I have great respect for the teacher, and for Deepak. However I have to point out that his primordial sound meditation appears to be biased in its focus on the psychological and on the physiological but de-emphasizes the spiritual or immaterial aspects and benefits of meditation such as peace, joy, and bliss and places emphasis on stress reduction of cortisol secretions, and reduced blood pressure and heart rates, and mental clarity (as measured by instruments monitoring alpha, delta, and beta brain waves). ( see quote below)
(quote: Primordial Sound Meditation isn’t about forcing your mind to be quiet, but about experiencing the quiet that is already there. Even when your mind is filled with agitated thoughts, you still have access to the inner stillness and calm that always lies beneath the choppy surface of thought and emotion. Even as your body is resting deeply in meditation, your mind is awake though quiet. The term “restful awareness” captures the unique combination of physical relaxation and an alert yet quiet mind.)
Because of the fundamental bias of science on materialism, measurement, and quantifiable variables there is little emphasis given to the energetic and qualitative variables which are currently non-measurable with quantitative methods.
Meditation has not as its main objective the mere elimination of contact with sense organs and outside inputs to the mind which cause noise to achieve stillness and inner peace, but is concerned with the transcendence of the noise by expanding one’s consciousness beyond the noise and including it, and melding with the universe in its totality of ‘light and darkness’, and ignoring the prominence of the noise coming either from environment or mind. One has to transcend the physical, emotional and mental bodies and energies, and ascend or expand into the spiritual state to achieve lasting stillness, stress reduction, physiological, mental, and emotional homeostasis. Fullness is emptiness turned inside out. One achieves silence and stillness by default when one doesn’t try with willpower to achieve it.
Deepak is right that we have to go into the stillness without forcing it, when thoughts or emotions arise, acknowledge them then let them dissolve as you focus on your ‘ajna’ ( the point between your eyes). One cannot ignore the importance of focus and concentration in achieving stillness. Spiritual expansion begins with focus and concentration then evolves into surrender and acceptance.
As one progresses in one’s daily meditation practice the individual gradually becomes aware that they are able to be in a meditative state at all times with eyes open or closed. Then one is able to integrate inner stillness into one’s daily activities and actions, speech, and thoughts.
From my experience beginning meditation the silence was not there in the mind, the calm and inner silence needed to be created. A space needed to be found and the only way was to dissolve of my consciousness all thoughts, not willfully nor by submission, but through transcendence. Buddhists refer to clear and peaceful mind as a sky without clouds; the clouds being thoughts and emotions.
Deepak is right in that we don’t force out the clouds from our sky, but to achieve the cloudless sky one must transcend the clouds, make them melt away from our consciousness and go beyond them to the spiritual sky. That is where resides the permanent mental clarity.
Mind is greater than ‘brain and its associated functioning’ but expands beyond the physical body to include awareness and consciousness which are also beyond the quantitative measuring methods. Yet it is in this state and presence of mind that we experience that state of peace and inner joy which surpasses the physical and enters the realm of the spiritual and subtle energies which manifest as peace and joy and love. The less one identifies with the physical mind and associates one’s identity with spirit and energy the easier it is to integrate one’s person-hood with other individuals with tolerance, acceptance, and non-judgment. The method of meditation which I suggest is not to go beneath or around the noise of thoughts and emotions but to cleanse these entities from one’s ‘mind’ or ‘aura’ and achieve state of ‘thoughtless’ and emotionally detached mind. I define ‘mind’ as being with awareness of itself. That is where resides permanent peace and joy.
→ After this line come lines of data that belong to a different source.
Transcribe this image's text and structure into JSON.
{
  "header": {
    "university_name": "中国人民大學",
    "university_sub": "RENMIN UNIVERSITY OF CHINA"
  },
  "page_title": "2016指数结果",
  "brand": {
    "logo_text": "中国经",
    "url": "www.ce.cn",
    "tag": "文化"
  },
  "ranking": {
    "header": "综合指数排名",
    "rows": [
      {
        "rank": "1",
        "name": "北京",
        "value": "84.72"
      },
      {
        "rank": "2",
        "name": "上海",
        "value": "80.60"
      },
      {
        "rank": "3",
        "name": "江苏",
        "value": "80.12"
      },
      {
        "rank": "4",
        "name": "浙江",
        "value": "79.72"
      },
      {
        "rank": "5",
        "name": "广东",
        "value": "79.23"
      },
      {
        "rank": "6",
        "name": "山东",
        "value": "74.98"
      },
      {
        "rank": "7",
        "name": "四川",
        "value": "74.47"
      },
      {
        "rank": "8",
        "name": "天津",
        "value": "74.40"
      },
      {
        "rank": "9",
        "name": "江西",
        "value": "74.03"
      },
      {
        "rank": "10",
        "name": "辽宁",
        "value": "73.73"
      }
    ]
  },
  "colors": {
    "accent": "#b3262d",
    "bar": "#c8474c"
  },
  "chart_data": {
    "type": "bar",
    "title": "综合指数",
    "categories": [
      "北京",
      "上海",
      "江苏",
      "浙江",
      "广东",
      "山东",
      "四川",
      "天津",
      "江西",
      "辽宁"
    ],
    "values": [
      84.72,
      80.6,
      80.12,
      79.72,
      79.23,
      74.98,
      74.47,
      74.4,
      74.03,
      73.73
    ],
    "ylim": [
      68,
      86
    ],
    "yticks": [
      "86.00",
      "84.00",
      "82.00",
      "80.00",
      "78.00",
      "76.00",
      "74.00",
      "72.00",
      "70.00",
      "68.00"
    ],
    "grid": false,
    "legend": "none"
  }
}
When one descends in the ocean beneath the waves of noise, confusion, and chaos which rages above the depths on the surface of ‘mind’, one reaches the zone of stillness, however the disturbances experienced on the surface are still there once one returns to the surface or in this case our activities of daily living.
The importance of meditation is to carry that stillness which we found in the depths of our being to the chaotic surface of our consciousness to assist us to function with a lower stress response and more peaceful heart rate and a clarity of mind which is able to cope and be peaceful and detached emotionally and mentally.
As well as having some physiological dysfunction there exists a danger called kundalini syndrome when an individual attempts to achieve enlightenment without proper spiritual supervision and over-intensive regimen of meditation without cleansing the congested energy can result in paralysis and numbness neurologically, and the most extreme side-effect of psychosis. Try a salt bath for 10 minutes with three cups of salt once a week, or a salt shower with salt gel rubbed on body then allowed to sit, then rinsed off. It may assist decongesting of aura and chakras particularly throat chakra which affects armpit chakra and arms.
Master Choa Kok Sui has directives re; kundalini syndrome signs and symptoms resulting from inappropriate and over-intense meditations. This can be found in his book:: Origins of Modern Pranic Healing and Arhatic Yoga.”
blessings and respect to Master and Satguru Mahaatma Choa Kok Sui.